On 2020-05-07 00:09:49, user Charles Warden wrote:
I think I saw something roughly similar in this Tweet:
https://twitter.com/manuelr...
However, I have the following questions:
1) How are you taking into consideration lack of exposure? If you looked for a difference in prognosis among infected individuals, then that would provide a control that you know all individuals have been exposed to the virus. I realize this may not be exactly what you are looking for, but I would expect a small proportion of individuals having been exposed to the virus will make achieving significance for infected versus uninfected individuals more difficult.
2) If you had antibody results, maybe this would help (even if that is also not perfect), but my understanding is that you are also not using that as a filter (which I am guessing is not available)?

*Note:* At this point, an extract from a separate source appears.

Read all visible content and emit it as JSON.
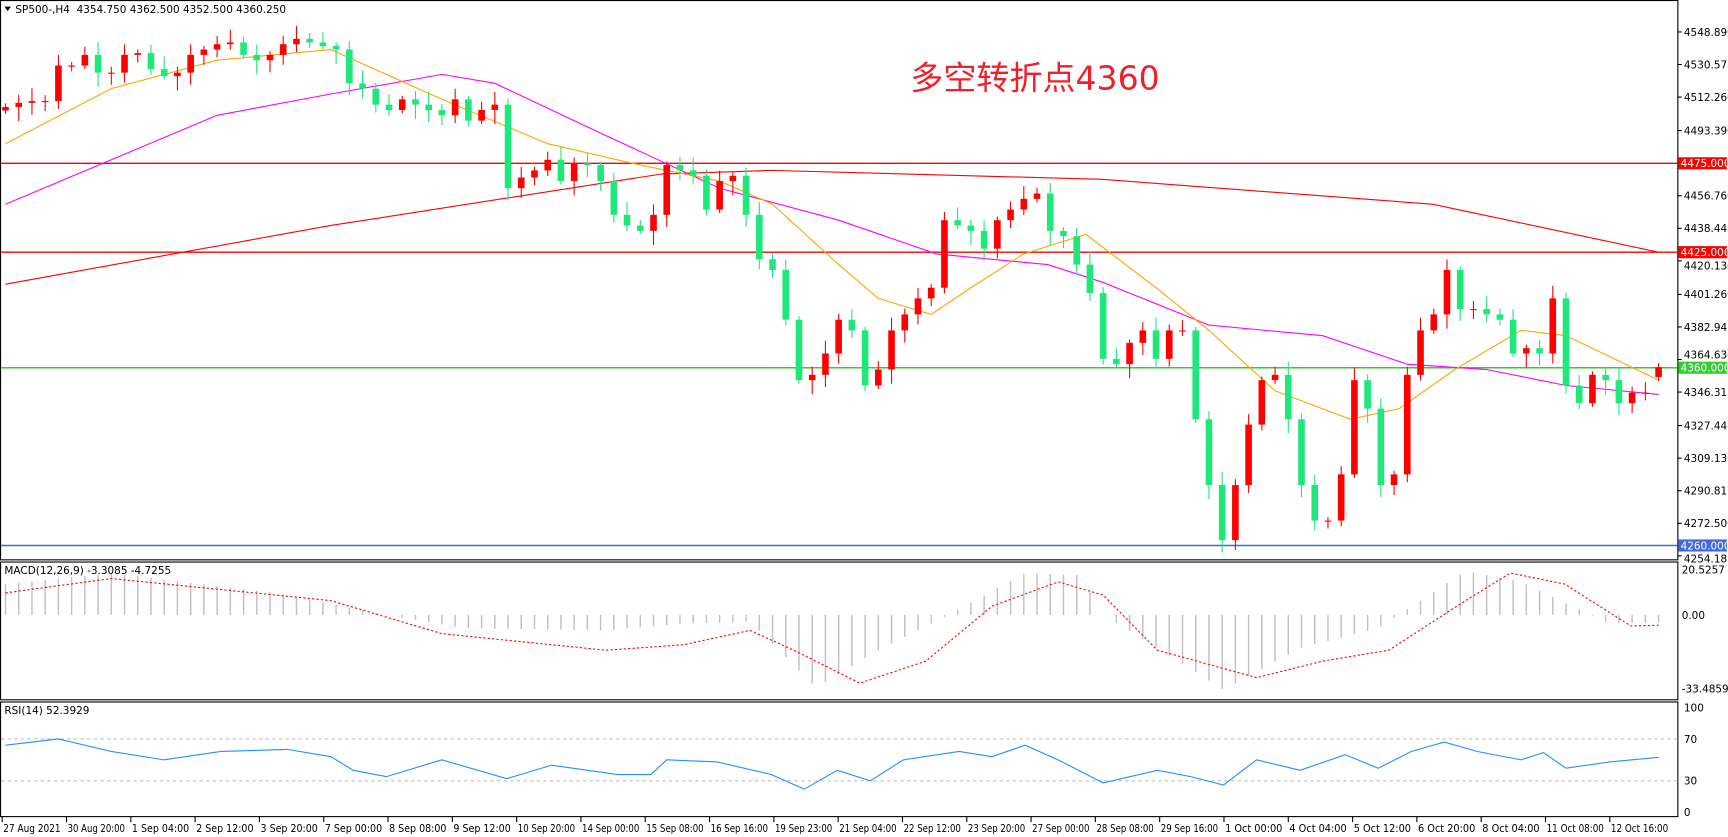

3) It looks like you considered Exome data. I think that this may be good because I would have guessed you might miss a signal with SNP chip data, if the relevant variants are not common (or at least not well characterized as part of larger haplotypes). However, is it possible that variant calling for most genes is less optimal with these genes? Is there any way to go back to the raw data and see if the variant calling strategy can change anything among infected individuals?
4) If all of the above criteria are meet, do you need to consider non-genetic risk factors (such as age) into your model?
5) A lack of a significant result is not the same as saying with high confidence that a hypothesis cannot be true. I think that you should communicate what you have observed in some way, but I think some caution might be needed to avoid confusion. For example, a reader from the general public might think you are confident that you have found results that contradict reports that ACE2 (and/or TMPRSS2) may be important for COVID-19 infections. My guess is this is not what you meant, but I wonder if the limitations to these results need to be emphasized more.
If this provides me a way to ask these questions in a way that gets less attention from the general public, then I think it is good that you posted these results. Discussion about possible implications could be important, but my understanding is that this does not mean that this is strong evidence that the current public health recommendations should be changed (and I don’t want to cause any unnecessary confusion).